L'ho scritta su Lankelot
Giovanni Orelli, scrittore e
intellettuale svizzero, nato
nel 1928, è autore di diverse
opere in lingua italiana e questo Il sogno di Walacek ripubblicato ora dalle eleganti
edizioni romane 66THAND2ND uscì per Einaudi 1991, nella collana Nuovi Coralli.
Un nome non notissimo al pubblico italiano, una vita trascorsa a Lugano, dove ha insegnato
come professore di liceo. L’esordio letterario
avvenne nel 1965 con il romanzo L’anno della valanga, con prefazione di Vittorio Sereni.
Impegnato in politica nel Partito
socialista autonomo appare come un intellettuale e scrittore non
facilmente inquadrabile – e per fortuna, avendo chi scrive un debole per gli
irregolari purché di talento – in uno schema, una categoria letteraria, fatta
salva l’inclinazione per un genere di racconto centrifugo, indifferente, almeno
in questo libro, alla classica triade stile-trama-personaggi in cui secondo i
più si delineano in caratteri di un buon romanzo.
Non è uno scrittore per tutti, ma se al romanzo viceversa
concediamo il benefit di una potenzialità ulteriore, di una forma aperta in cui
il racconto può includere non tanto la digressione – che è ovvia – ma un
principio di imprevedibilità buono a farne una scrittura da sperimentare in
diverse direzioni, ecco che questo libro può trovare lettori inattesi. Purché
curiosi, meglio colti, direi, pazienti: perché soprattutto all’inizio ci si
muove con un po’ di fatica. L’affabulazione, attentissima sul piano stilistico,
appare protesa a divagare, poco disposta a disciplinarsi in una trama, più
speculativa che propriamente narrativa.
La storia, ammesso che sia possibile parlare di storia,
volteggia e plana per poi risalire fino a un punto di vertigine intorno a un
lavoro di Paul Klee, che il 19 aprile 1938 decide
di dipingere servendosi di una pagina di giornale, precisamente la pagina 13
del «National Zeitung» di Basilea. Ivi si racconta la finale di Coppa di
Svizzera tra il Grasshopper e il Servette del giorno precedente. Nel disegno
del grande artista, uno dei massimi del secolo scorso, uno di quelli che i nazisti riterranno responsabili
della famigerata arte degenerata da additare all’Europa con il massimo di
severo disprezzo, compare una grande O che adombra il nome di Walacek,
prestigioso giocatore del Servette che pochi mesi più tardi ai mondiali di
Francia sarà artefice della vittoria degli elvetici sulla Germania. Su questo
fatto (ricordiamo che nella collana Attese dell’editore lo sport è il punto di partenza), sul senso
che potrebbe nascondere, il
narratore apre e conduce le danze
di un esercizio ermeneutico nel quale si confrontano personaggi
inventati del tutto e figure storiche come Bertrand Russell o Arthur
Schopenhauer. In un’osteria fantasmatica, essi discutono con agile e sfuggente
libertà di argomenti disparati: il calcio, il nazismo, la psicoanalisi, l’arte.

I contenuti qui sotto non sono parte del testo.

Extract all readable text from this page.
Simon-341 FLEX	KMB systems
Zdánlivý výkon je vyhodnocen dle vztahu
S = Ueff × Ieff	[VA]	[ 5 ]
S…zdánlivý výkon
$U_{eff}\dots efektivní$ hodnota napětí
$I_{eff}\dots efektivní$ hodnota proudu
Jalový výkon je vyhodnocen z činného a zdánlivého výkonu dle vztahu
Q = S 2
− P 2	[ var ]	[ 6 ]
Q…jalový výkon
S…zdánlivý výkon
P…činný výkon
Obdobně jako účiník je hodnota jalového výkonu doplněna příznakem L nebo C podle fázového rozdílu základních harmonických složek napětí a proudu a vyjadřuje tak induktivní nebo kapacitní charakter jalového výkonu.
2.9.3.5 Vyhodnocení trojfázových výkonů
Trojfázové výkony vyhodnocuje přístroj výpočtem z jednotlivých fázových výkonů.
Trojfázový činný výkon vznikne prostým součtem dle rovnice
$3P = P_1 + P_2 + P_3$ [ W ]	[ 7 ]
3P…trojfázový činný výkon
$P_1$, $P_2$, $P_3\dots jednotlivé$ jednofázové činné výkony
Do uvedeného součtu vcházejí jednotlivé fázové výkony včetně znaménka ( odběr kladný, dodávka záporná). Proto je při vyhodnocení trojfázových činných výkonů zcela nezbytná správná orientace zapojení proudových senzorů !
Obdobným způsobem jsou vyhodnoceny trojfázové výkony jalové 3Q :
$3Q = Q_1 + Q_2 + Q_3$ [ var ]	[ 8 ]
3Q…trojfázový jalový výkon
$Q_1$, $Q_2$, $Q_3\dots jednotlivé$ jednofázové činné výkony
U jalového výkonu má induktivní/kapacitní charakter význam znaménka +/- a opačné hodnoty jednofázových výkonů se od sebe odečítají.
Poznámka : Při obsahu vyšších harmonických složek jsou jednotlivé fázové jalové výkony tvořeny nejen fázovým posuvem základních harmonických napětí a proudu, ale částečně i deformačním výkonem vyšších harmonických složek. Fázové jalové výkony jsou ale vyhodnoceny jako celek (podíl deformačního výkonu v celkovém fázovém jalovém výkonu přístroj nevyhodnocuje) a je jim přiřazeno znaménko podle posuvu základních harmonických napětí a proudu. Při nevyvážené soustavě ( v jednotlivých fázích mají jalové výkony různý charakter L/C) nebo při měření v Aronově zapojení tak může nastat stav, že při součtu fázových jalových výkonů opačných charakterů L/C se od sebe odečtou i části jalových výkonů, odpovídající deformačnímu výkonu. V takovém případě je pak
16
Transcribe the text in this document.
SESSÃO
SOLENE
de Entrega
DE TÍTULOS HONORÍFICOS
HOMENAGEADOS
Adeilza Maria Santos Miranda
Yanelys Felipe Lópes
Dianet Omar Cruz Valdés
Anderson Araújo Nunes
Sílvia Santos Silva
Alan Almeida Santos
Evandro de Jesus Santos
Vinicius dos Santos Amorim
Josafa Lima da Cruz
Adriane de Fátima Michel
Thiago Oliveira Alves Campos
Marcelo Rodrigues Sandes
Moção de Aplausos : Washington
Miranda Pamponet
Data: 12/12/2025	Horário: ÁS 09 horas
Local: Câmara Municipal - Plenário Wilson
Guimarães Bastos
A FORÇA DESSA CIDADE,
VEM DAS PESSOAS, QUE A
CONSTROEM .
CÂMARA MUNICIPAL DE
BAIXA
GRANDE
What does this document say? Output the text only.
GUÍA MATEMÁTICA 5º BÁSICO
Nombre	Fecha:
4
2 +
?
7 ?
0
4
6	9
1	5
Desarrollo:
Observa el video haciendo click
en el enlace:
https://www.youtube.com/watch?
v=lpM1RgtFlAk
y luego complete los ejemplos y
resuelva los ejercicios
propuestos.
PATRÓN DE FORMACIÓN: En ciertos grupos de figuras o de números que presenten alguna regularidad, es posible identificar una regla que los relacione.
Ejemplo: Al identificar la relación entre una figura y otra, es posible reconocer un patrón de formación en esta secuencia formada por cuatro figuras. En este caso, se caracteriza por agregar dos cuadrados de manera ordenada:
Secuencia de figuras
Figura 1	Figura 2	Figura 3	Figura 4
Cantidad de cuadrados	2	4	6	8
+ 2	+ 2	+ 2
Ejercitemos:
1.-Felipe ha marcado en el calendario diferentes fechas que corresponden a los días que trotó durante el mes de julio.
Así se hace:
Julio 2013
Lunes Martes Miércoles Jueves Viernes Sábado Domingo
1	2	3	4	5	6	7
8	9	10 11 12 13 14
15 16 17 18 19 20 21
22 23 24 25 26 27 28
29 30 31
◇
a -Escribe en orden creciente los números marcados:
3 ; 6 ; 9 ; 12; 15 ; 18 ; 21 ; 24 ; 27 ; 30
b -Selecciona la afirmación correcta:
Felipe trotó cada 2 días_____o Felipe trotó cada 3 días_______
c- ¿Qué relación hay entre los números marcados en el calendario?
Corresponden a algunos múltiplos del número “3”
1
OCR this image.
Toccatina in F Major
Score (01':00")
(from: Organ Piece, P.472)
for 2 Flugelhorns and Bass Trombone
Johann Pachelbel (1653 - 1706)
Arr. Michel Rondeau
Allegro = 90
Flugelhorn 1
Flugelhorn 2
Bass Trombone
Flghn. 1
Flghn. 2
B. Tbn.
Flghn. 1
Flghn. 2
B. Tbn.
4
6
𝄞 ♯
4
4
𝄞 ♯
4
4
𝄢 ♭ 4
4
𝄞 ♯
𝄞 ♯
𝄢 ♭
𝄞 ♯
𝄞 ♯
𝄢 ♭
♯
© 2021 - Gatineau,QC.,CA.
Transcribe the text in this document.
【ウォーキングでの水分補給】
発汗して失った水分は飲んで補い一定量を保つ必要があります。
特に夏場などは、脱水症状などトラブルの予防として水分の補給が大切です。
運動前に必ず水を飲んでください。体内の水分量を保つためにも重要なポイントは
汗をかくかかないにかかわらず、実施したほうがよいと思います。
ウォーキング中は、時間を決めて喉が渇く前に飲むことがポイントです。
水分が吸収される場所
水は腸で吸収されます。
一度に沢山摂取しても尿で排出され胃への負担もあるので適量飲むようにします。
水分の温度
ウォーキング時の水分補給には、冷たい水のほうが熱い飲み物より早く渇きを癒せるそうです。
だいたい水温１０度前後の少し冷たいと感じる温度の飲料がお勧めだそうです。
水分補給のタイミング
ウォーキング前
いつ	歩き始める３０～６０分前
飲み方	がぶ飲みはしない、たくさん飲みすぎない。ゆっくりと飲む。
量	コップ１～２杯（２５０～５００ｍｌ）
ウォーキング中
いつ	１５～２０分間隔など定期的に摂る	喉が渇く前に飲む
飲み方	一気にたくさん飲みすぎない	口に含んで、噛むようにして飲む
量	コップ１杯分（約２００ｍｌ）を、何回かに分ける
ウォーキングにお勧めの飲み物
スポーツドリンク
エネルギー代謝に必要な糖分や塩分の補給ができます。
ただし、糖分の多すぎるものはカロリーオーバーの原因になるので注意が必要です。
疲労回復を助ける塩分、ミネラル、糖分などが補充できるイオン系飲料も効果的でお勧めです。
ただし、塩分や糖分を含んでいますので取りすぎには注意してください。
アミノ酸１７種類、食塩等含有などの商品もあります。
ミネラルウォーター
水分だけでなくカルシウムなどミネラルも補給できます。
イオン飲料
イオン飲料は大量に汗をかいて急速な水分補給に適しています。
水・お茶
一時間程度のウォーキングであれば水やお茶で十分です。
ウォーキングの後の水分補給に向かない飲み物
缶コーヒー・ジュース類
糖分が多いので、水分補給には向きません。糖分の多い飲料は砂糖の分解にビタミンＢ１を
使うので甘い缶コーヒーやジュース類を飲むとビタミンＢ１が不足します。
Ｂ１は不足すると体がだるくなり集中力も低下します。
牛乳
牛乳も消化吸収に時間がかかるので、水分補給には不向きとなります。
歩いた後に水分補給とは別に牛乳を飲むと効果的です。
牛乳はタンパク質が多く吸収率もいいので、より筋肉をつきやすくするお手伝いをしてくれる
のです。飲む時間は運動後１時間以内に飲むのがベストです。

Aggiungono aneddoti saltando da un fatto all’altro seguendo le linee di una
geometria mobile, non sempre agevole, nel quale l’acutezza degli
interpreti regna sovrana, il dettato a tratti si scioglie felicemente per poi
arcuarsi rapsodico e sconnesso. Come un padrone di casa raffinato e gentile che
però non rinuncia minimamente ai suoi tratti originali per venirti incontro.
Garbato ed eccentrico. Il testo si costruisce come un tessuto inesauribile di
variazioni, a volte prolisse, estenuanti, la congettura sul caso Klee devìa da
una tratta all’altra senza avvertirti, apre parentesi ed erra fra i casi
dell’epoca sostando a piacimento un po’ qua un po’ là. Direi che Pindaro, più
volte citato nel testo, non sembra un nome casuale.
Nel saggio aggiunto al testo, Il volo
leggero dell’angelo di Rossana Dedola, viene chiamato in causa il genere musicale
dello “scherzo”, apparentemente
leggero, divagante, ma non per questo frivolo: la libera associazione
che permette al narratore uno “schema” di lavoro non estraneo all’epoca ivi
raccontata, il “collage” – seppure non più all’ordine del giorno – è tesa a
recuperare un senso alla storia di Klee e della mezzala Walacek, il cui nome
viene mutilato dal tratto del pittore: in entrambi, per vie imprevedibili, è
forse possibile recuperare una traccia della storia europea. Sembra un divertissment
per
lettori “forti”, ma è qualcosa di più.